No one wants to be disturbed.  In the heart and soul of every person is a longing to be safe and secure, physically and emotionally, and we will do whatever it takes to make it so.  But I began to wonder if my search for comfort, protecting myself from being emotionally vulnerable, had hardened my heart to what’s been going on in our world today.  Could this be the reason for the disconnect between my mind and heart?  I believe so.  Jesus made Himself vulnerable to a world of hurt and pain during His time here on earth.  He suffered physically but more than that He suffered emotionally – the result of the sin of man and being rejected by those He loved to the very end.  I had been looking at the events in the eyes of a news anchor wanting to be aware and communicate the latest from a distant, not through the lens of Christ who hurts and walks with those in pain, carries burdens, and heals all wounds.  I was so busy making sure my heart was secure that I refused to respond with true compassion to my brother and sister thus disobeying the latter part of the great commandment, to love my neighbor.

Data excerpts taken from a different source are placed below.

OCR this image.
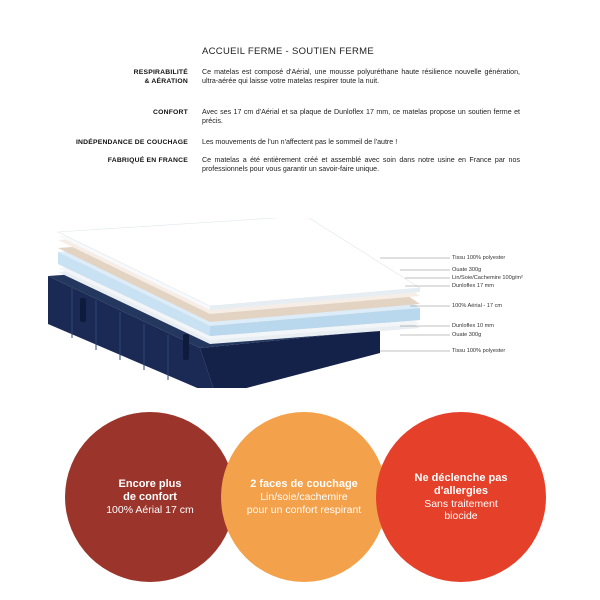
ACCUEIL FERME - SOUTIEN FERME
RESPIRABILITÉ
& AÉRATION
Ce matelas est composé d'Aérial, une mousse polyuréthane haute résilience nouvelle génération, ultra-aérée qui laisse votre matelas respirer toute la nuit.
CONFORT Avec ses 17 cm d'Aérial et sa plaque de Dunloflex 17 mm, ce matelas propose un soutien ferme et précis.
INDÉPENDANCE DE COUCHAGE Les mouvements de l'un n'affectent pas le sommeil de l'autre !
FABRIQUÉ EN FRANCE Ce matelas a été entièrement créé et assemblé avec soin dans notre usine en France par nos professionnels pour vous garantir un savoir-faire unique.
Tissu 100% polyester
Ouate 300g
Lin/Soie/Cachemire 100g/m²
Dunloflex 17 mm
100% Aérial - 17 cm
Dunloflex 10 mm
Ouate 300g
Tissu 100% polyester
Encore plus
de confort
100% Aérial 17 cm
2 faces de couchage
Lin/soie/cachemire
pour un confort respirant
Ne déclenche pas
d'allergies
Sans traitement
biocide
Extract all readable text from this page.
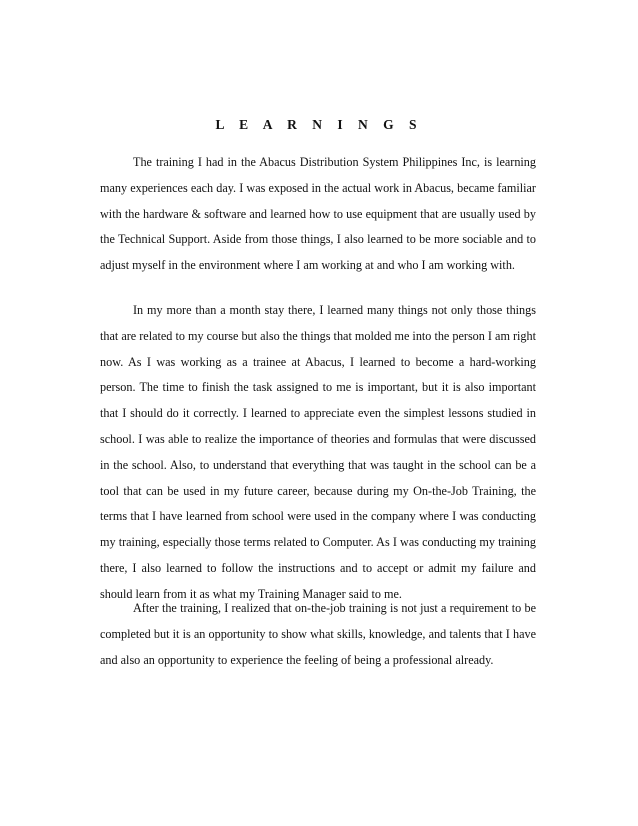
L E A R N I N G S

The training I had in the Abacus Distribution System Philippines Inc, is learning many experiences each day. I was exposed in the actual work in Abacus, became familiar with the hardware & software and learned how to use equipment that are usually used by the Technical Support. Aside from those things, I also learned to be more sociable and to adjust myself in the environment where I am working at and who I am working with.

In my more than a month stay there, I learned many things not only those things that are related to my course but also the things that molded me into the person I am right now. As I was working as a trainee at Abacus, I learned to become a hard-working person. The time to finish the task assigned to me is important, but it is also important that I should do it correctly. I learned to appreciate even the simplest lessons studied in school. I was able to realize the importance of theories and formulas that were discussed in the school. Also, to understand that everything that was taught in the school can be a tool that can be used in my future career, because during my On-the-Job Training, the terms that I have learned from school were used in the company where I was conducting my training, especially those terms related to Computer. As I was conducting my training there, I also learned to follow the instructions and to accept or admit my failure and should learn from it as what my Training Manager said to me.

After the training, I realized that on-the-job training is not just a requirement to be completed but it is an opportunity to show what skills, knowledge, and talents that I have and also an opportunity to experience the feeling of being a professional already.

Friends, we will never ask a friend or family member in deep pain to justify and explain why they are hurting.  If we truly cared, our initial response would be embrace and doing whatever it takes to bring comfort and peace.  Why is this situation any different?  Our brothers and sisters in the African American community are hurting.  Why do we turn a blind eye or even worse, ask them to justify why they are hurting or angry?  Have we become so focused in protecting ourselves that we’ve lost sight of being like our Savior who wept bitterly for the lost and broken and died for the other?
(These are simply my reflections and thoughts in light of current events from my realization of the lack of compassion I see in myself and around me.  I’d be more than happy to discuss my personal opinions on racism, justice and the situation as a whole.)